15.05.2024 | aktual.: 15.05.2024 13:51
Posiedzenie Sądu Rejonowego dla m.st. Warszawy w sprawie wniosku prokuratury o tymczasowe aresztowanie Sz. było niejawne.
- Sąd w całości przychylił się do wniosku prokuratora o zastosowanie tego środka na okres trzech miesięcy. U podstaw zastosowania tego środka sąd również podzielił argumenty prokuratora, że istnieje ogólna przesłanka stosowania tego środka, bowiem zgromadzony materiał dowodowy w wysokim stopniu uzasadnia popełnienie zarzucanego podejrzanemu czynu - poinformował prok.
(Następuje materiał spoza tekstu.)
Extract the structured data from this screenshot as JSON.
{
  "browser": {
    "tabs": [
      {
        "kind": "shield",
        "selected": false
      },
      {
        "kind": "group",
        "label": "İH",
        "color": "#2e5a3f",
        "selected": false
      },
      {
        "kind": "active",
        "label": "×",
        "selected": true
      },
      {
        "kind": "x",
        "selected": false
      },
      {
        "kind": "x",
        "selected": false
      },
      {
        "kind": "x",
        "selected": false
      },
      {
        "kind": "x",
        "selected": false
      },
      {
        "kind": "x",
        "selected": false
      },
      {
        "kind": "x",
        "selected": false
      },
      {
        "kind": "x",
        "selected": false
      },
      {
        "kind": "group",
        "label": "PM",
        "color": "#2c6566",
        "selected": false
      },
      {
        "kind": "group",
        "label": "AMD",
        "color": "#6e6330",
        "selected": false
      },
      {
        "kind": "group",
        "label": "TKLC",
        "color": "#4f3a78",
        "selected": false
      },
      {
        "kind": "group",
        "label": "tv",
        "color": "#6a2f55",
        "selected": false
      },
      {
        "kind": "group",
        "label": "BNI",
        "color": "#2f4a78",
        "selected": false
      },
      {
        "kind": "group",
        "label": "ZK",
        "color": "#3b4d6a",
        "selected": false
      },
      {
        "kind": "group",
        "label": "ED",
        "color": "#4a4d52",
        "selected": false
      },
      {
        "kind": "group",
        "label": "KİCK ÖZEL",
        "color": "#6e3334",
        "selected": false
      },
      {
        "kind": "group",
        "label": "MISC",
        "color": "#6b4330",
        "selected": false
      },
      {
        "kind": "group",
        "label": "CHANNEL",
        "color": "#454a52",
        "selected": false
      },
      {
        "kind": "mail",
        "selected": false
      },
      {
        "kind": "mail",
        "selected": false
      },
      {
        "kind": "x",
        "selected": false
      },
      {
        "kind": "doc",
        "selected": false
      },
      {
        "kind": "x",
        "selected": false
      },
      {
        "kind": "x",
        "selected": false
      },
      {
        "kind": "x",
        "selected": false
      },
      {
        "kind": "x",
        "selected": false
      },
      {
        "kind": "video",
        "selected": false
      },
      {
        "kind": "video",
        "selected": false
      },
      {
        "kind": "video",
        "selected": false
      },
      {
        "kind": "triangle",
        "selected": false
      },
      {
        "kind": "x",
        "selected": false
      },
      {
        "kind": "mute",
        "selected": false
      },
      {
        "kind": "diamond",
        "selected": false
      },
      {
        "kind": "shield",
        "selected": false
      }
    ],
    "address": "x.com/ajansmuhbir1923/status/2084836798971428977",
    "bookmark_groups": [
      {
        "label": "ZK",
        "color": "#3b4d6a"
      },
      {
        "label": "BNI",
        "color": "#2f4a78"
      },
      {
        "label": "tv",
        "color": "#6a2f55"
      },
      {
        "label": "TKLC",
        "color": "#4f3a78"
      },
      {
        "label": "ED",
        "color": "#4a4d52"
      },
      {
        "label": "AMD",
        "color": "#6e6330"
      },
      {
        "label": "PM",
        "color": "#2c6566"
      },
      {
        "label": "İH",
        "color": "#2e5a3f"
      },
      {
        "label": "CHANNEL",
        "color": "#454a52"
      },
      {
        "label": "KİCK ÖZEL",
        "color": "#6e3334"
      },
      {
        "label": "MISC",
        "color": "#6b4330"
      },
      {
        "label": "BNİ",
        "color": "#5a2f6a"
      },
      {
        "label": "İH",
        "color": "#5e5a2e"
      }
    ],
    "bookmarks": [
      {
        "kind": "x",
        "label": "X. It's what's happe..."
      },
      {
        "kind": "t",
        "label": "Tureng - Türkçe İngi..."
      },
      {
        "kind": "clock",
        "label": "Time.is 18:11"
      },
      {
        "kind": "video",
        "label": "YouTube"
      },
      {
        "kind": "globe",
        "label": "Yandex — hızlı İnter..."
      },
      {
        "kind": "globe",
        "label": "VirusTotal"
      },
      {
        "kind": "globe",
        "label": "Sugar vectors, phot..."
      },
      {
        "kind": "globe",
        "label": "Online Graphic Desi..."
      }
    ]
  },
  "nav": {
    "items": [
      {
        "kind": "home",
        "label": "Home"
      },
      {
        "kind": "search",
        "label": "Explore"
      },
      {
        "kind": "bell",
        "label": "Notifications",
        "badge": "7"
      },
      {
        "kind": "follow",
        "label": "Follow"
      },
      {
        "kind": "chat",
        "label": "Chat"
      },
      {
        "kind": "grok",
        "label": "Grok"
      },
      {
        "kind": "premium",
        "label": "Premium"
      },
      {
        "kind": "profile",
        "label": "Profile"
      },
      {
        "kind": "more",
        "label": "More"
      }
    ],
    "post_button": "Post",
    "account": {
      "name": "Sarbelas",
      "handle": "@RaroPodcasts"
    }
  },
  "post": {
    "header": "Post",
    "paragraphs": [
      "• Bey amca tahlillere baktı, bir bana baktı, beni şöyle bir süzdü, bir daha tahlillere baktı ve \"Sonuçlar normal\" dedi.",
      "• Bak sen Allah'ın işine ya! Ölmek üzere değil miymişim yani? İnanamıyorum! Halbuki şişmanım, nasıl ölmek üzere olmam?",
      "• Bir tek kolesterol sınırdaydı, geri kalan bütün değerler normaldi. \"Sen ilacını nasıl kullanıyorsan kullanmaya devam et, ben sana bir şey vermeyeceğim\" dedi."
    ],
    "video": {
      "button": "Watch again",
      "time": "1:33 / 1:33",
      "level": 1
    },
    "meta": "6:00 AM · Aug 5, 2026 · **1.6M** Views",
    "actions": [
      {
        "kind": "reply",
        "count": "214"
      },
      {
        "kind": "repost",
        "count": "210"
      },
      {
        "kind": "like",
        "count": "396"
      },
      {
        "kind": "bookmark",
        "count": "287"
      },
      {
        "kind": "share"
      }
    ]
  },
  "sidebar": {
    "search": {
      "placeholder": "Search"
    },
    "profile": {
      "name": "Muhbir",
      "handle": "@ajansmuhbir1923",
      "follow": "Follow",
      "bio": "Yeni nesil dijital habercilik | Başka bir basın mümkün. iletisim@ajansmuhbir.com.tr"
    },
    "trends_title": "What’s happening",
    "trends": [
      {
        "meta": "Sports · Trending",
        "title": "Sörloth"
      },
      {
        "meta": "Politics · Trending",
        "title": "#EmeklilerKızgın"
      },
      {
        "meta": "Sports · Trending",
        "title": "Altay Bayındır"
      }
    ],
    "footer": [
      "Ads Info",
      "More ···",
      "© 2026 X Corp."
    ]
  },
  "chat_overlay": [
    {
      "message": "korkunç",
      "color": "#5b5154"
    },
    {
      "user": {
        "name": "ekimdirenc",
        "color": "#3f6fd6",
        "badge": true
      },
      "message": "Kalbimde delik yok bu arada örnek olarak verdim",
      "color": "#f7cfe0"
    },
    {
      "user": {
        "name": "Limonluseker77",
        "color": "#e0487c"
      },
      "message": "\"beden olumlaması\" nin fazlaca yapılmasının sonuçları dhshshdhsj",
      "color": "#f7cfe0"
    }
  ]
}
Kaznowski po wyjściu z sali sądu.
Dodał, że za zastosowaniem aresztu przemawiały też "przesłanki szczególne, takie jak zagrożenie surową karą, obawa matactwa, ucieczki i ukrywania się, więc w całości wniosek został podzielony".
Dalsza część artykułu pod materiałem wideo
- Sz. będzie teraz poszukiwany na szczeblu krajowym i po wpłynięciu dokumentacji do prokuratury niezwłocznie będzie wydany list gończy, a następnie będzie sformułowany i przesłany do sądu okręgowego wniosek o wydanie Europejskiego Nakazu Aresztowania - zaznaczył prokurator.
Ucieczka Szmydta
Tomasz Szmydt 6 maja pojawił się na konferencji prasowej w Mińsku. Agencja BiełTA poinformowała, że poprosił władze Białorusi o "opiekę i ochronę". Szmydt przekonywał, że obawia się prześladowań politycznych. Jego nazwisko pojawiało się przy tzw. aferze hejterskiej.
W kolejnych dniach zaczął pojawiać się w białoruskich i rosyjskich mediach i powtarzać tezy tamtejszej propagandy, a siebie przedstawiać jako ofiarę represji za poglądy. Białoruś, z której w ciągu ostatnich czterech lat wyjechało w obawie przed represjami co najmniej pół miliona ludzi, a tysiące siedzą w więzieniach za politykę, Szmydt nazywa krajem "prawdziwie wolnym i bezpiecznym".
W związku z postępowaniem byłego sędziego Sąd Dyscyplinarny przy NSA uchylił mu immunitet, a Prokuratura Krajowa wydała postanowienie o postawieniu mu zarzutów. Postępowanie toczy się na podstawie art. 130 kodeksu karnego mówiącego o udziale w działalności obcego wywiadu i udzielania temu wywiadowi informacji mogących wyrządzić szkodę RP. Sprawę badają także służby specjalne.
Jako sędzia WSA Szmydt zajmował się m.in. sprawami dotyczącymi służb mundurowych i specjalnych. Decydował w sprawach związanych z przyznawaniem dostępu do tajemnic m.in. NATO.